= Ana Eurídice Eufrosina de Barandas =

Brazilian writer

Ana Eurídice Eufrosina de Barandas (September 6, 1806 - June 23, 1863) was a Brazilian poet, short story writer and feminist author. She has been called the first Brazilian woman novelist.

==Life==
Ana de Barandas was born in Porto Alegre in 1806. She was born into a conservative middle-class Portuguese family, the daughter of Joaquim da Fonseca Barandas, a Portuguese surgeon, and his wife Ana Felícia do Nascimento. In 1822, aged 16, she married a Portuguese lawyer, Joaquim Pena Penalta, with whom she had two daughters and a son who died in infancy. Ana and her husband lived in Rio de Janeiro to escape the Farroupilha War, and returned to Porto Alegre in 1841. She divorced her husband in 1841, managing to secure full responsibility for her two surviving children as well as keeping property acquired from the marriage.

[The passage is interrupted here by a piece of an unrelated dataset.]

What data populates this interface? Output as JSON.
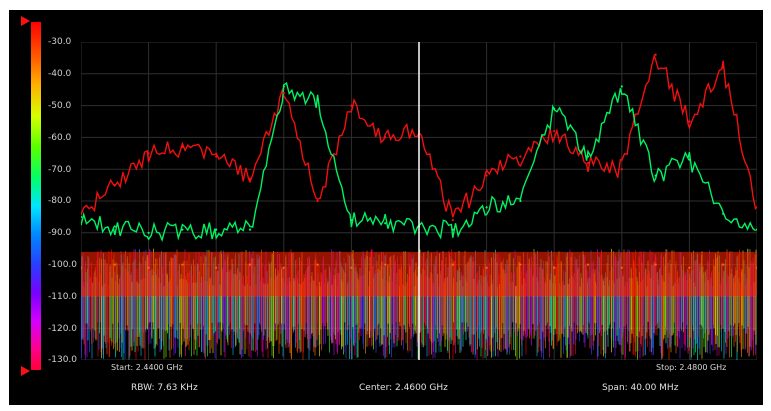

de Barandas is likely to have known the feminist writer Nísia Floresta. She began to write during the Farroupilha War, and some writings were collected and published in Ramalhete (1845). Contained in the volume were: some love sonnets; 'a queda de Safo', an allegorical story; 'Lembrança saudosa', an account of the destruction of her childhood home in Belmonte; 'Eugênia ou a Filósofa apaixonada', a romantic story; and 'Diálogos', a philosophical dialogue in which a young women Mariana argues against her father and cousin to defend the reasoning abilities of women and the appropriateness of women's participation in political debate.

The date of her death is unknown, though has sometimes been given as 1856.

==Works==
- O ramalhete ou flores escolhidas no jardim da imaginação [The bouquet, or flowers chosen from the garden of imagination]. 1845. 2nd ed. (ed. Hilda Hübner Flores) O ramalhete. Porto Alegre, RS, Brasil: Nova Dimensão: EDIPUCRS, 1990.